Legacy syntax: The bare {token} form (without $) is still supported for backward compatibility but is deprecated. In external Python files (transforms, batch handlers, custom datasources, snapshot CDC functions, custom sinks), the {token} pattern directly collides with Python f-string syntax — if a Python runtime variable like {catalog} in f"SELECT * FROM {catalog}.{schema}.table" matches a substitution token name, it will be silently replaced at generation time, breaking your code. The ${token} syntax avoids this entirely because ${} is not valid Python f-string syntax. Use ${token} in all new configurations.

Note

Processing Order:

Local variables (%{var}) are resolved first within the flowgroup
Template parameters ({{ }}) are resolved when templates are applied
Environment substitutions (${ }) are resolved at generation time
Secret references (${secret:}) are converted to dbutils.secrets.get() calls

Warning

Python Code Context: When using LHP substitution tokens inside external Python files (batch handlers, Python transforms, custom datasources, snapshot CDC functions, custom sinks), you must use ${} syntax.

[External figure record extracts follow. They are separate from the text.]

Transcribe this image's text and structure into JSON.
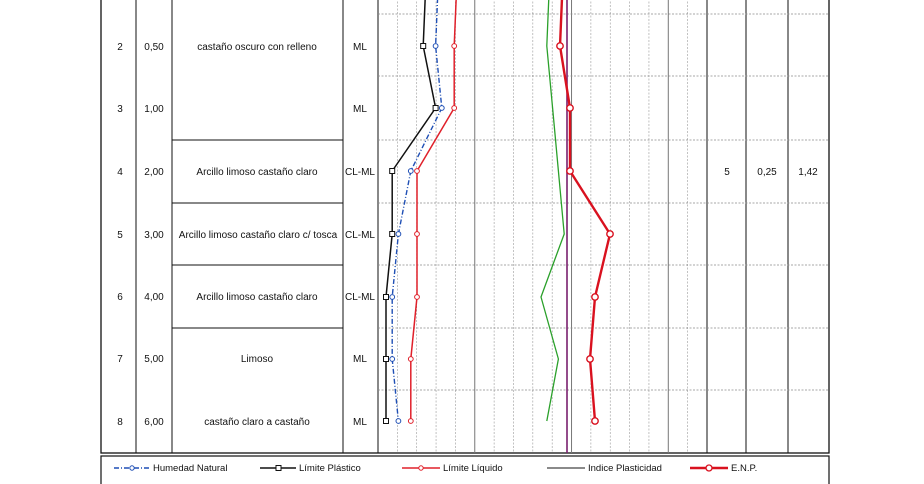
{
  "rows": [
    {
      "n": "2",
      "depth": "0,50",
      "description": "castaño oscuro con relleno",
      "class": "ML"
    },
    {
      "n": "3",
      "depth": "1,00",
      "description": "",
      "class": "ML"
    },
    {
      "n": "4",
      "depth": "2,00",
      "description": "Arcillo limoso castaño claro",
      "class": "CL-ML",
      "spt": "5",
      "c1": "0,25",
      "c2": "1,42"
    },
    {
      "n": "5",
      "depth": "3,00",
      "description": "Arcillo limoso castaño claro c/ tosca",
      "class": "CL-ML"
    },
    {
      "n": "6",
      "depth": "4,00",
      "description": "Arcillo limoso castaño claro",
      "class": "CL-ML"
    },
    {
      "n": "7",
      "depth": "5,00",
      "description": "Limoso",
      "class": "ML"
    },
    {
      "n": "8",
      "depth": "6,00",
      "description": "castaño claro a castaño",
      "class": "ML"
    }
  ],
  "legend": {
    "humedad": "Humedad Natural",
    "plastico": "Límite Plástico",
    "liquido": "Límite Líquido",
    "plasticidad": "Indice Plasticidad",
    "enp": "E.N.P."
  },
  "chart_data": {
    "type": "line",
    "x": [
      "0,50",
      "1,00",
      "2,00",
      "3,00",
      "4,00",
      "5,00",
      "6,00"
    ],
    "series": [
      {
        "name": "Humedad Natural",
        "color": "#1f4fb5",
        "values": [
          28,
          29,
          24,
          22,
          21,
          21,
          22
        ]
      },
      {
        "name": "Límite Plástico",
        "color": "#111111",
        "values": [
          26,
          28,
          21,
          21,
          20,
          20,
          20
        ]
      },
      {
        "name": "Límite Líquido",
        "color": "#e0202a",
        "values": [
          31,
          31,
          25,
          25,
          25,
          24,
          24
        ]
      },
      {
        "name": "Indice Plasticidad",
        "color": "#2aa02a",
        "values": [
          6,
          7,
          8,
          9,
          5,
          8,
          6
        ]
      },
      {
        "name": "E.N.P.",
        "color": "#d9111f",
        "values": [
          12,
          14,
          14,
          22,
          19,
          18,
          19
        ]
      }
    ]
  }
}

LHP applies substitution to these files at generation time, and the legacy {token} pattern matches Python f-string variables.

Correct — LHP tokens use ${}, Python variables use {}¶

# ${catalog} is replaced by LHP at generation time
default_catalog = "${catalog}"

# {table} is a Python runtime variable — safe because it has no $ prefix
spark.sql(f"SELECT * FROM {default_catalog}.{table}")

Dangerous — {catalog} collides with LHP substitution¶

def my_transform(df, spark, parameters):
    catalog = parameters.get("catalog", "main")
    # If 'catalog' is also a substitution token, LHP replaces {catalog}
    # at generation time, breaking this f-string!
    return spark.sql(f"SELECT * FROM {catalog}.{schema}.lookup")